Rotate the integer to the left...

Let the number be of the form (10x+y) where 'y' is the last digit and 'x' is the rest of the number. Also let the number of digits of the number be 'n' Therefore, according to the question: $\frac{2×(10x+y)}{3}=y×10^n+x$ $→20x+2y=3y×10^n+3x$ $→17x=3y×10^n-2y$ $→17=\frac{(y×(3×10^n - 2))}{x}$

Since y can only have values between 0 to 9, $(3×10^n - 2)$ has to be divisible by 17

The least value of n for which this is possible is 15

→ $\frac{x}{y}=\frac{(3×10^{15} - 2)}{17}$

→y=1

→x=176470588235294

Therefore, the number is 10x+y= 1764705882352941

$Say,\quad N=\sum _{ i=0 }^{ n } a_{ i }10^{ i }=\sum _{ i=1 }^{ n } a_{ i }10^{ i }+a_{ 0 }\\ Rot(N)=10^{ n }a_{ 0 }+\sum _{ i=1 }^{ n } a_{ i }10^{ i-1 }\\ 10\cdot Rot(N)=10^{ n+1 }a_{ 0 }+\sum _{ i=1 }^{ n } a_{ i }10^{ i }\\ 10\cdot Rot(N)-N=a_{ 0 }(10^{ n+1 }-1)\\ 10\cdot \frac { 2 }{ 3 } \cdot N-N=\frac { 17 }{ 3 } N=a_{ 0 }(10^{ n+1 }-1)\\ N=\frac { 3a_{ 0 }(10^{ n+1 }-1) }{ 17 } \\ Now,\quad 0\leq a_{ 0 }\leq 9\quad \Rightarrow 17\nmid 3a_{ 0 }\quad \Rightarrow 17|10^{ n+1 }-1$ The lowest number of the form $10^{ a }-1$ which is divisible by $17$ is $10^{ 16 }-1$ . Also, $a_{ 0 }$ is at least $1$ . (because, $a_{ 0 }=0 \Rightarrow N = 10\cdot Rot(N)$ ) $So\quad N=\frac { 3(10^{ 16 }-1) }{ 17 }=1764705882352941$

Since the main digit that plays a role in the rotation is the last digit, we can group the rest of $N$ as one number.
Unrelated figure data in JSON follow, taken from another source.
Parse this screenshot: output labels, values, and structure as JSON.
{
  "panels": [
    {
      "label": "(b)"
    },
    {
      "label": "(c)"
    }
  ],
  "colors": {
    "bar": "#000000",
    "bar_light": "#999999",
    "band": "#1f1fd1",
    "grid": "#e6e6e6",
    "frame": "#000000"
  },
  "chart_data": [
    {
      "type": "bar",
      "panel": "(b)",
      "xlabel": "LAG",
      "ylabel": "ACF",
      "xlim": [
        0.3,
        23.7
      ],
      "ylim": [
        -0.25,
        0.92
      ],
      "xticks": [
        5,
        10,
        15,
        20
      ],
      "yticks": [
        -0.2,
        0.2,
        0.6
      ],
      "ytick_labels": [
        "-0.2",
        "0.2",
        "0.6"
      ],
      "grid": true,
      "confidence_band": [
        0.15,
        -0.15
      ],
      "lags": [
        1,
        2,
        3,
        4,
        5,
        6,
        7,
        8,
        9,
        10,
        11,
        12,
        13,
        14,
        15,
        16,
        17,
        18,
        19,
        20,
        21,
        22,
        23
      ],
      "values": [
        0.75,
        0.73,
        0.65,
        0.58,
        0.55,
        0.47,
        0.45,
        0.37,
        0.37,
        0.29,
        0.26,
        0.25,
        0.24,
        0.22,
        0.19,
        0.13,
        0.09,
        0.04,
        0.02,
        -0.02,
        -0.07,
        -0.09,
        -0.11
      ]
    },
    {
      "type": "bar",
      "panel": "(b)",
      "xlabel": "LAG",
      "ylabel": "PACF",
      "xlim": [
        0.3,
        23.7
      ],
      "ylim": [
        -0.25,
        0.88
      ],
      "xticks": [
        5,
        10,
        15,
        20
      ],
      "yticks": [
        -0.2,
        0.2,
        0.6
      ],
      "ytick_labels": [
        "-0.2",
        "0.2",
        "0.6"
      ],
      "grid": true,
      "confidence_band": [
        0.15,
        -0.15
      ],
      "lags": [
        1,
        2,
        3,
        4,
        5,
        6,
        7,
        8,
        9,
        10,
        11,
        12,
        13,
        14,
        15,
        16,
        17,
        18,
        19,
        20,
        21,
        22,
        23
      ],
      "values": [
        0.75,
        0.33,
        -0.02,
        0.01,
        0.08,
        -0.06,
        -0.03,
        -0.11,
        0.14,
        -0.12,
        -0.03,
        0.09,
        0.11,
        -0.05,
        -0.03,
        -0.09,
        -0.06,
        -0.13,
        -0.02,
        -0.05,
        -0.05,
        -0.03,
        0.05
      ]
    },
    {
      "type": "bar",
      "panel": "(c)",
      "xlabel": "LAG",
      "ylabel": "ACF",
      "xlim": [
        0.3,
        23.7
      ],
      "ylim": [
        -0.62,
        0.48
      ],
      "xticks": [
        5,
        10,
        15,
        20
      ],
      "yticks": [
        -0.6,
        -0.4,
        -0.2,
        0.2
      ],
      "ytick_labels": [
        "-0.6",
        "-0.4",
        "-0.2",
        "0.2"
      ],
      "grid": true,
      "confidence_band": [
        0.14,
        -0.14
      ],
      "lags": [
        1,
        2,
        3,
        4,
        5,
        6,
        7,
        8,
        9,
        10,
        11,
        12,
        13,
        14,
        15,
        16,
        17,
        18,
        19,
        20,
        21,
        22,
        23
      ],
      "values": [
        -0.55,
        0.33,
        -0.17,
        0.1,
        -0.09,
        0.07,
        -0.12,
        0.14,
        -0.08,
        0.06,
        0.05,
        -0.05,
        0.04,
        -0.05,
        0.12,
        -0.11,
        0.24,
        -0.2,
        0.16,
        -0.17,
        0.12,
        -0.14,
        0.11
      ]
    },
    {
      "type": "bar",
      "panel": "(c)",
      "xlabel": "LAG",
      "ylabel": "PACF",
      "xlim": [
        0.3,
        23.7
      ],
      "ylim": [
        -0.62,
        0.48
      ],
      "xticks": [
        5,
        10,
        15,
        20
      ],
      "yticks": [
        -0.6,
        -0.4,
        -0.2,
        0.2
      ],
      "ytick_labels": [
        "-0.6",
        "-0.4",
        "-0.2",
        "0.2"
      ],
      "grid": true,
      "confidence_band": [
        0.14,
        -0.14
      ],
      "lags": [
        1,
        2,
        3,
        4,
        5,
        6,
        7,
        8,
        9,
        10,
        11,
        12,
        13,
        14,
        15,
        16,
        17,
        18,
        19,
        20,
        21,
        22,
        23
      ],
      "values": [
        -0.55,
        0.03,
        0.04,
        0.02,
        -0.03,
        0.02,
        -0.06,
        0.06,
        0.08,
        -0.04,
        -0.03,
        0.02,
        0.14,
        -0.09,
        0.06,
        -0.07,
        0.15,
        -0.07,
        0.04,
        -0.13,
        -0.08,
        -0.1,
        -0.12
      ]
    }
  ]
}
Let this last digit of $n$ -digit number $N$ be $x$ , and the rest of $N$ be $Y$ . Then we have $N=Y+x$ and from the rotation information, we have $N=Y+x=\frac{3}{2}\left(10^{n-1}x+\frac{Y}{10}\right)$ $2Y+2x=30\cdot 10^{n-2}x+\frac{3Y}{10}$ $\frac{17}{10}Y=2\cdot \left(15\cdot 10^{n-2}-1\right)x$ Notice that the LHS is divisible by $17$ , so this must be the case on the RHS as well. Furthermore, $0<x<10$ , so we must have $17\mid 15\cdot 10^{n-2}-1$ . This is simple Modular Arithmetic: $15\cdot 10^{n-2}\equiv -2\cdot 10^{n-2}\equiv 1\pmod{17}$ $10^{n-2}\equiv 8\pmod{17} \implies n-2=14$ so the smallest possible $N$ is a $16$ digit integer. Now that we know this, let $Y=a\cdot 10^{15}+b\cdot 10^{14}+\cdots + 10\cdot o$ , then from the previous equation, we have $17\left(a\cdot 10^{14}+b\cdot 10^{13}+\cdots + o\right)=2\left(15\cdot 10^{14}-1\right)p\le 2\left(15\cdot 10^{14}-1\right)=176470588235294$ achieved when $p=1$ . This means that $N=\boxed{1764705882352941}$

It is easy to check that the "decimal parts" of $\frac{i}{7}\quad (0\leq i\leq 6)$ do not yield any solution. So, we try with "decimal parts" of $\frac{i}{17}\quad (0\leq i\leq 16)$ . Since the integer obtained after rotation is $\frac 2 3$ of the original number, $3\mid i$ . We see that the "decimal part" of $\frac{3}{17}$ is the required answer.

$\textbf{Bonus:}$ Can you tell why I used 7 and 17 in the denominator?